The Hustle

One Team and Ten Lives in Black and White

2010

by Doug Merlino

The Hustle: One Team and Ten Lives in Black and White chronicles a fascinating social experiment where wealthy white and disadvantaged African-American basketball athletes were brought together to form a successful youth team. This team also provided the black players an opportunity to attend private school, unveiling their journeys years later.

The experiment was conceived by two fathers, one white and one black. They pondered the outcome of mixing white players from an elite Seattle private school, known for alumni like Microsoft's Bill Gates, with black kids from the inner city. Would exposure to privilege offer the black kids better opportunities? Would it open the white kids' eyes to a different side of life?

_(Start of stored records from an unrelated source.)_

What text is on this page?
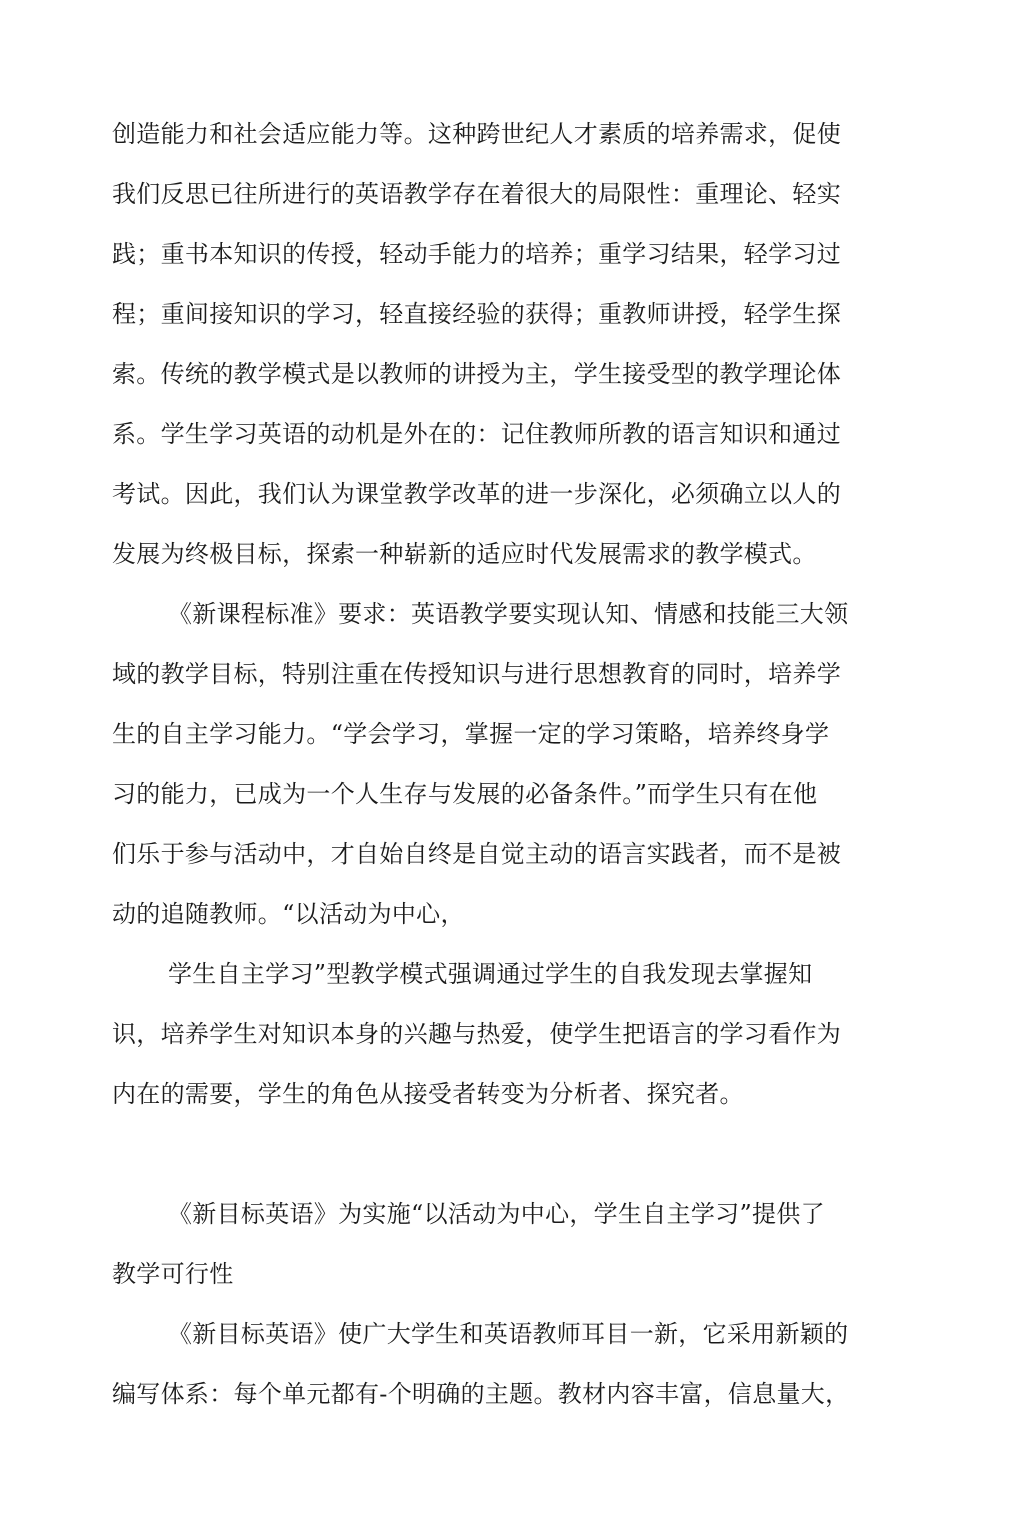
创造能力和社会适应能力等。这种跨世纪人才素质的培养需求，促使

我们反思已往所进行的英语教学存在着很大的局限性：重理论、轻实

践；重书本知识的传授，轻动手能力的培养；重学习结果，轻学习过

程；重间接知识的学习，轻直接经验的获得；重教师讲授，轻学生探

索。传统的教学模式是以教师的讲授为主，学生接受型的教学理论体

系。学生学习英语的动机是外在的：记住教师所教的语言知识和通过

考试。因此，我们认为课堂教学改革的进一步深化，必须确立以人的

发展为终极目标，探索一种崭新的适应时代发展需求的教学模式。

《新课程标准》要求：英语教学要实现认知、情感和技能三大领

域的教学目标，特别注重在传授知识与进行思想教育的同时，培养学

生的自主学习能力。“学会学习，掌握一定的学习策略，培养终身学

习的能力，已成为一个人生存与发展的必备条件。”而学生只有在他

们乐于参与活动中，才自始自终是自觉主动的语言实践者，而不是被

动的追随教师。“以活动为中心，

学生自主学习”型教学模式强调通过学生的自我发现去掌握知

识，培养学生对知识本身的兴趣与热爱，使学生把语言的学习看作为

内在的需要，学生的角色从接受者转变为分析者、探究者。

《新目标英语》为实施“以活动为中心，学生自主学习”提供了

教学可行性

《新目标英语》使广大学生和英语教师耳目一新，它采用新颖的

编写体系：每个单元都有-个明确的主题。教材内容丰富，信息量大，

The 1986 season became the experimental stage. Hip-hop was going mainstream, Larry Bird and Magic Johnson dominated the NBA, and Ronald Reagan was president. In Seattle, this team's season unfolded like a classic sports movie: the diverse group of boys bonded and won the league championship.

But was the experiment truly successful? How did crossing lines of class, race, and wealth affect the lives of these ten boys? Two decades later, Doug Merlino, a former team member, embarked on a journey to reconnect with his teammates. His search ranged from a prison cell to a hedge fund office, street corners to a shack in rural Oregon, a Pentecostal church to brutal murder records.

The result is a complex, gripping, and unsettling story. Set against a backdrop of sweeping social and economic change, The Hustle captures the intricate ways race, money, and opportunity shape our lives. It is a tale both personal and public, exploring how a disparate group of men found—or didn't find—a place in America.